I see a lot of answers on SO that pertain to the question but either there are slight differences that I couldn't overcome or maybe i just couldn't repeat the processes shown.
What I am trying to accomplish is to use CURL to get the HTML from a Google+ business page, iterate over the HTML and for each review of the business scrape the reviews HTML for display on that businesses non google+ webpage.
Every review shares this parent div structure:
<div class="ZWa nAa" guidedhelpid="userreviews"> .....
Thus i am trying to do a foreach loop based on finding and grabbing the div and innerhtml for each div with attribute: guidehelpid="userreviews"
I am succesfully getting the HTML back via CURL and can parse it when targeting a standard TAG name like "a" or if it had an ID, but iterating over the HTML using the PHP default parser when looking for a attribute name is problematic:
How can I take this successful code below and make it work like intended as shown in the second code which of course is wrong?
WORKING CODE (Finds,gets, echo's all "a" tags in $output)

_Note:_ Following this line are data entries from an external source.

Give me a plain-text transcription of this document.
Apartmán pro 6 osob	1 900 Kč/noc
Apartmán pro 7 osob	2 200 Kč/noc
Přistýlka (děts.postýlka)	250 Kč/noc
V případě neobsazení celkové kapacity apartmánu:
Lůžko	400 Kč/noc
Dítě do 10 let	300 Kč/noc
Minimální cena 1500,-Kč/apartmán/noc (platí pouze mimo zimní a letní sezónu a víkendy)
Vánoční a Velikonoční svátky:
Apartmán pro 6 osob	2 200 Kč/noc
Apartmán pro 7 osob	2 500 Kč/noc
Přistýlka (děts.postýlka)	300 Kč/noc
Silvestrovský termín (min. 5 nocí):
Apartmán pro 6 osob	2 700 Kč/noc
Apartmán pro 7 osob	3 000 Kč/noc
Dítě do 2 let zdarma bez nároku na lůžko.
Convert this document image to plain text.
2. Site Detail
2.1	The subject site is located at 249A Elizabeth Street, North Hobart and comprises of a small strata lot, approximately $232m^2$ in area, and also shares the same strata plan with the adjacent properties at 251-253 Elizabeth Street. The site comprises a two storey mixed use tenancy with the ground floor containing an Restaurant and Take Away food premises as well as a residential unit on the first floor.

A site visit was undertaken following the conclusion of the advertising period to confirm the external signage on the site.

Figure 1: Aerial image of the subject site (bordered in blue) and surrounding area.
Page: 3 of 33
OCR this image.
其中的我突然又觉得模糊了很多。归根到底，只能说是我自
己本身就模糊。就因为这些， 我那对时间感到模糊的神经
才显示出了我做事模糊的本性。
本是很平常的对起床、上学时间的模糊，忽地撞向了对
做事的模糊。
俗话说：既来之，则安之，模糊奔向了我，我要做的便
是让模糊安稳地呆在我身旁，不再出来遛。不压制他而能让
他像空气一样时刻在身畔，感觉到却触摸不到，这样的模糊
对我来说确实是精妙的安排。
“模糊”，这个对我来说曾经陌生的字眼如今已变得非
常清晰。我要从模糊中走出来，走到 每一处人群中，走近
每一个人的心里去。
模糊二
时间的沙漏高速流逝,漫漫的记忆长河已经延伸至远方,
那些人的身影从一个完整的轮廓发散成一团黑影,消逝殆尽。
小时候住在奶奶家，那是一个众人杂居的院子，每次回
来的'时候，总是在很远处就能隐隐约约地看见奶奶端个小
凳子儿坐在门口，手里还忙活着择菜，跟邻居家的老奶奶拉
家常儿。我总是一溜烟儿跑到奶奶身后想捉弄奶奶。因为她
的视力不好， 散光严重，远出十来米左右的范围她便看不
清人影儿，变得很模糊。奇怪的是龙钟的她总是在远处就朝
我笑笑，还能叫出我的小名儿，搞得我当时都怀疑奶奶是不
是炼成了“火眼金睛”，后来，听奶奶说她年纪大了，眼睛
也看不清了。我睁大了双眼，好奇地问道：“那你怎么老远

$url = "https://plus.google.com/+Mcgowansac/about";
$curl = curl_init($url);
curl_setopt($curl, CURLOPT_RETURNTRANSFER, TRUE);
$output = curl_exec($curl);
curl_close($curl);
$DOM = new DOMDocument;
@$DOM->loadHTML($output);
foreach($DOM->getElementsByTagName('a') as $link) {
# Show the <a href>
echo $link->getAttribute('href');
echo "<br />";}
THEORETICALLY NEEDED CODE: (Find every review by custom attribute in HTML and echo them)
$url = "https://plus.google.com/+Mcgowansac/about";
$curl = curl_init($url);
curl_setopt($curl, CURLOPT_RETURNTRANSFER, TRUE);
$output = curl_exec($curl);
curl_close($curl);
$DOM = new DOMDocument;
@$DOM->loadHTML($output);
foreach($DOM->getElementsByTagName('div[guidehelpid=userreviews]') as $review) {
echo $review;
echo "<br />"; }
Any help i correcting this would be appreciated. I would prefer not to use "simple_html_dom" if I can accomplish this without it.

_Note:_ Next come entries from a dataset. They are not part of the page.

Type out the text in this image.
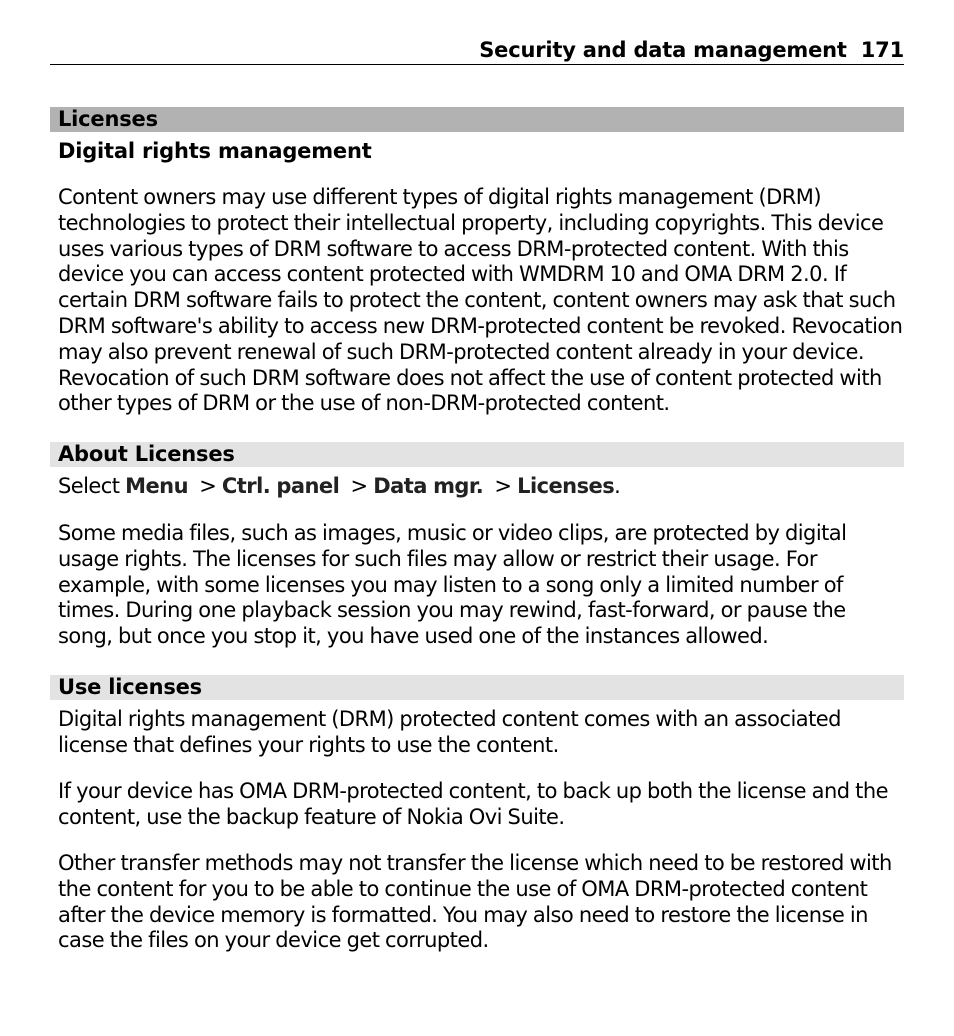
Security and data management 171
Licenses
Digital rights management
Content owners may use different types of digital rights management (DRM) technologies to protect their intellectual property, including copyrights. This device uses various types of DRM software to access DRM-protected content. With this device you can access content protected with WMDRM 10 and OMA DRM 2.0. If certain DRM software fails to protect the content, content owners may ask that such DRM software's ability to access new DRM-protected content be revoked. Revocation may also prevent renewal of such DRM-protected content already in your device. Revocation of such DRM software does not affect the use of content protected with other types of DRM or the use of non-DRM-protected content.
About Licenses
Select Menu > Ctrl. panel > Data mgr. > Licenses.
Some media files, such as images, music or video clips, are protected by digital usage rights. The licenses for such files may allow or restrict their usage. For example, with some licenses you may listen to a song only a limited number of times. During one playback session you may rewind, fast-forward, or pause the song, but once you stop it, you have used one of the instances allowed.
Use licenses
Digital rights management (DRM) protected content comes with an associated license that defines your rights to use the content.
If your device has OMA DRM-protected content, to back up both the license and the content, use the backup feature of Nokia Ovi Suite.
Other transfer methods may not transfer the license which need to be restored with the content for you to be able to continue the use of OMA DRM-protected content after the device memory is formatted. You may also need to restore the license in case the files on your device get corrupted.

I suggest and you could use an DOMXpath
in this case too. Example:
$url = "https://plus.google.com/+Mcgowansac/about";
$curl = curl_init($url);
curl_setopt($curl, CURLOPT_USERAGENT, 'Mozilla/5.0 (Windows; U; Windows NT 5.1; en-US; rv:1.8.1.13) Gecko/20080311 Firefox/2.0.0.13');
curl_setopt($curl, CURLOPT_RETURNTRANSFER, TRUE);
$output = curl_exec($curl);
curl_close($curl);
$dom = new DOMDocument;
libxml_use_internal_errors(true);
$dom->loadHTML($output);
libxml_clear_errors();
$xpath = new DOMXpath($dom);
$review = $xpath->query('//div[@guidedhelpid="userreviews"]');
if($review->length > 0) { // if it exists
echo $review->item(0)->nodeValue;
// echoes
// John DeRemer reviewed 3 months ago Last fall, we had a major issue with mold which required major ... and so on
}